Geral

MP pede condenação de ex-secretário de infra-estrutura de Tangará da Serra

Provas de desvio de dinheiro público, contratação de serviços sem licitação e uma série de irregularidades foram apresentadas pela segunda promotoria de Justiça ao juízo da 2ª Vara Criminal da Comarca de Tangará da Serra(242 quilômetros de Cuiabá) contra o ex-secretário de infra-estrutura do município, Névio Bortoluzzi,no período compreendido entre 01 de janeiro de 1998 a 12 de março de 2001, que responderá por peculato continuado e corrupção passiva e, seu irmão,Nadir Bortoluzzi, acusado de crime de peculato.

O promotor de Justiça do município, Ari Madeira Costa, ofereceu alegações finais, demonstrando os delitos, as circunstâncias, bem como situação de pessoas, trabalhadores que tiveram seus nomes usados em transações ilícitas.

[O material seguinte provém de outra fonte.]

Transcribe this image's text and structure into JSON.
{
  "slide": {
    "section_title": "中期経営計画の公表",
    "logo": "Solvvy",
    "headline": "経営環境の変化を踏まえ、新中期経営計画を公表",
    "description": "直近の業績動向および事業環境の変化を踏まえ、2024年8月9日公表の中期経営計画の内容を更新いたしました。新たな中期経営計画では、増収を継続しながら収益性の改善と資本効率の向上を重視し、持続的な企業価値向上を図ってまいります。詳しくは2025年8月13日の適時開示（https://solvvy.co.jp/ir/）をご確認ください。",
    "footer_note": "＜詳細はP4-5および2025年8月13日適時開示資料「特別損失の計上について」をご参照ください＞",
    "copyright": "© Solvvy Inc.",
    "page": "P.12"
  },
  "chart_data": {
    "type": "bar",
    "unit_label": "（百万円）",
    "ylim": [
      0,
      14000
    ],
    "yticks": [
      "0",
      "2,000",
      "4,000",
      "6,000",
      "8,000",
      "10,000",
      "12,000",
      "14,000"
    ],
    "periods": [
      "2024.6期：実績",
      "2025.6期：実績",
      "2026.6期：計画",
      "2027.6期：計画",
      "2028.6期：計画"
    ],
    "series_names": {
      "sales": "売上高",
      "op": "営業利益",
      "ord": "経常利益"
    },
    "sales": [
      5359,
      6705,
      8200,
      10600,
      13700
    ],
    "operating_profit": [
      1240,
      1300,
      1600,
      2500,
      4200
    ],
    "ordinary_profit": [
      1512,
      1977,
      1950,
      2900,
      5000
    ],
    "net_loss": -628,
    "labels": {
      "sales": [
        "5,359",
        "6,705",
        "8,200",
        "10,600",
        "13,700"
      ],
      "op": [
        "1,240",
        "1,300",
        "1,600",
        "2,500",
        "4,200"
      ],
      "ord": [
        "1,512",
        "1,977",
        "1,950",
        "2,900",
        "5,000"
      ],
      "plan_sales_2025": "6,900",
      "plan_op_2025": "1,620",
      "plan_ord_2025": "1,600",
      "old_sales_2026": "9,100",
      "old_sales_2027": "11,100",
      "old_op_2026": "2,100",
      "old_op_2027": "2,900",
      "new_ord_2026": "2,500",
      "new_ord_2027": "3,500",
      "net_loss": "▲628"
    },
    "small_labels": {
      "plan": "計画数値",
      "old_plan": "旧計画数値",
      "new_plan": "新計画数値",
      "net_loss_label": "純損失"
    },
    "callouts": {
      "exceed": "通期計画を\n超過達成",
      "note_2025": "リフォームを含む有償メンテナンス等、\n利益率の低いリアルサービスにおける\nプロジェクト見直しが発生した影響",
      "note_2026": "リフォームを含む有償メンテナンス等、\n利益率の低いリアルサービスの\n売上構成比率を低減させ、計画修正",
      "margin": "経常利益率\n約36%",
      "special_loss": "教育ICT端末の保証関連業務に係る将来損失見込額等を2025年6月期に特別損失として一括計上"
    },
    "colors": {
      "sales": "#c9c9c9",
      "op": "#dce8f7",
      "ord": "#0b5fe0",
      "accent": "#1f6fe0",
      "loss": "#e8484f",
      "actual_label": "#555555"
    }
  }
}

Inicialmente, a promotoria destacou que no dia 23 de abril de 1998, o então secretário solicitou a Antonio Carlos Sauer, proprietário da Mecânica Estrela que emitisse uma nota fiscal de prestação de serviços em nome da Prefeitura, relativa ao conserto de uma máquina esteira, modelo D-4/E de propriedade de seu irmão Nadir Bortoluzzi que, por sua vez, tinha plena
consciência do ilícito que estava sendo cometido, desviando dinheiro público para seu patrimônio particular.

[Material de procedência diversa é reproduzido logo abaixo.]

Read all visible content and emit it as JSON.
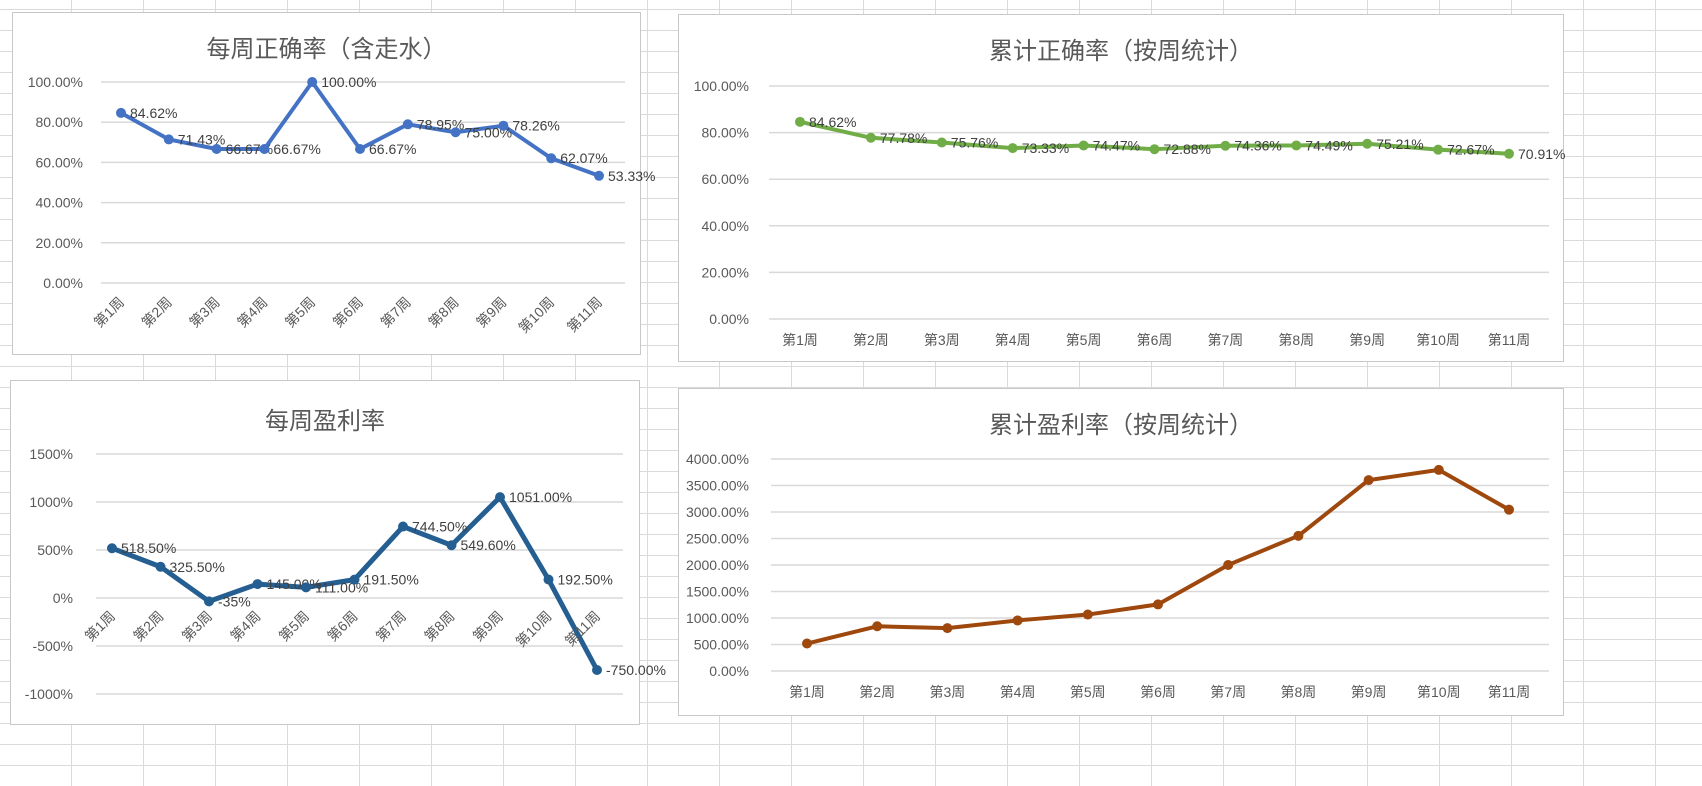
{
  "chart_data": [
    {
      "type": "line",
      "title": "每周正确率（含走水）",
      "categories": [
        "第1周",
        "第2周",
        "第3周",
        "第4周",
        "第5周",
        "第6周",
        "第7周",
        "第8周",
        "第9周",
        "第10周",
        "第11周"
      ],
      "values": [
        84.62,
        71.43,
        66.67,
        66.67,
        100.0,
        66.67,
        78.95,
        75.0,
        78.26,
        62.07,
        53.33
      ],
      "data_labels": [
        "84.62%",
        "71.43%",
        "66.67%",
        "66.67%",
        "100.00%",
        "66.67%",
        "78.95%",
        "75.00%",
        "78.26%",
        "62.07%",
        "53.33%"
      ],
      "yticks": [
        "0.00%",
        "20.00%",
        "40.00%",
        "60.00%",
        "80.00%",
        "100.00%"
      ],
      "ylim": [
        0,
        100
      ],
      "grid": true,
      "color": "#4472C4"
    },
    {
      "type": "line",
      "title": "累计正确率（按周统计）",
      "categories": [
        "第1周",
        "第2周",
        "第3周",
        "第4周",
        "第5周",
        "第6周",
        "第7周",
        "第8周",
        "第9周",
        "第10周",
        "第11周"
      ],
      "values": [
        84.62,
        77.78,
        75.76,
        73.33,
        74.47,
        72.88,
        74.36,
        74.49,
        75.21,
        72.67,
        70.91
      ],
      "data_labels": [
        "84.62%",
        "77.78%",
        "75.76%",
        "73.33%",
        "74.47%",
        "72.88%",
        "74.36%",
        "74.49%",
        "75.21%",
        "72.67%",
        "70.91%"
      ],
      "yticks": [
        "0.00%",
        "20.00%",
        "40.00%",
        "60.00%",
        "80.00%",
        "100.00%"
      ],
      "ylim": [
        0,
        100
      ],
      "grid": true,
      "color": "#70AD47"
    },
    {
      "type": "line",
      "title": "每周盈利率",
      "categories": [
        "第1周",
        "第2周",
        "第3周",
        "第4周",
        "第5周",
        "第6周",
        "第7周",
        "第8周",
        "第9周",
        "第10周",
        "第11周"
      ],
      "values": [
        518.5,
        325.5,
        -35,
        145,
        111,
        191.5,
        744.5,
        549.6,
        1051,
        192.5,
        -750
      ],
      "data_labels": [
        "518.50%",
        "325.50%",
        "-35%",
        "145.00%",
        "111.00%",
        "191.50%",
        "744.50%",
        "549.60%",
        "1051.00%",
        "192.50%",
        "-750.00%"
      ],
      "yticks": [
        "-1000%",
        "-500%",
        "0%",
        "500%",
        "1000%",
        "1500%"
      ],
      "ylim": [
        -1000,
        1500
      ],
      "grid": true,
      "color": "#255E91"
    },
    {
      "type": "line",
      "title": "累计盈利率（按周统计）",
      "categories": [
        "第1周",
        "第2周",
        "第3周",
        "第4周",
        "第5周",
        "第6周",
        "第7周",
        "第8周",
        "第9周",
        "第10周",
        "第11周"
      ],
      "values": [
        518.5,
        844,
        809,
        954,
        1065,
        1256.5,
        2001,
        2550.6,
        3601.6,
        3794.1,
        3044.1
      ],
      "yticks": [
        "0.00%",
        "500.00%",
        "1000.00%",
        "1500.00%",
        "2000.00%",
        "2500.00%",
        "3000.00%",
        "3500.00%",
        "4000.00%"
      ],
      "ylim": [
        0,
        4000
      ],
      "grid": true,
      "color": "#9E480E"
    }
  ]
}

Fato confirmado perante a autoridade policial pelo próprio Antonio Sauer. Ele assegurou que” na data mencionada atendeu a ordem de serviço n°1958 no
valor de R$ 2.399,00; outra de n°1956, no valor de R$ 439,50, sendo orientado para fazer a nota fiscal em nome da Prefeitura e dividir o valor em várias notas de serviço de máquinas da Prefeitura”.

O membro do MPE sublinhou que além de beneficiar o próprio irmão com a preferência nos serviços de terraplanagem da Prefeitura, também desviava
dinheiro público para pagamento de conserto das máquinas pesadas, ferindo gravemente os princípios da legalidade e da impessoalidade que deveriam reger a administração pública.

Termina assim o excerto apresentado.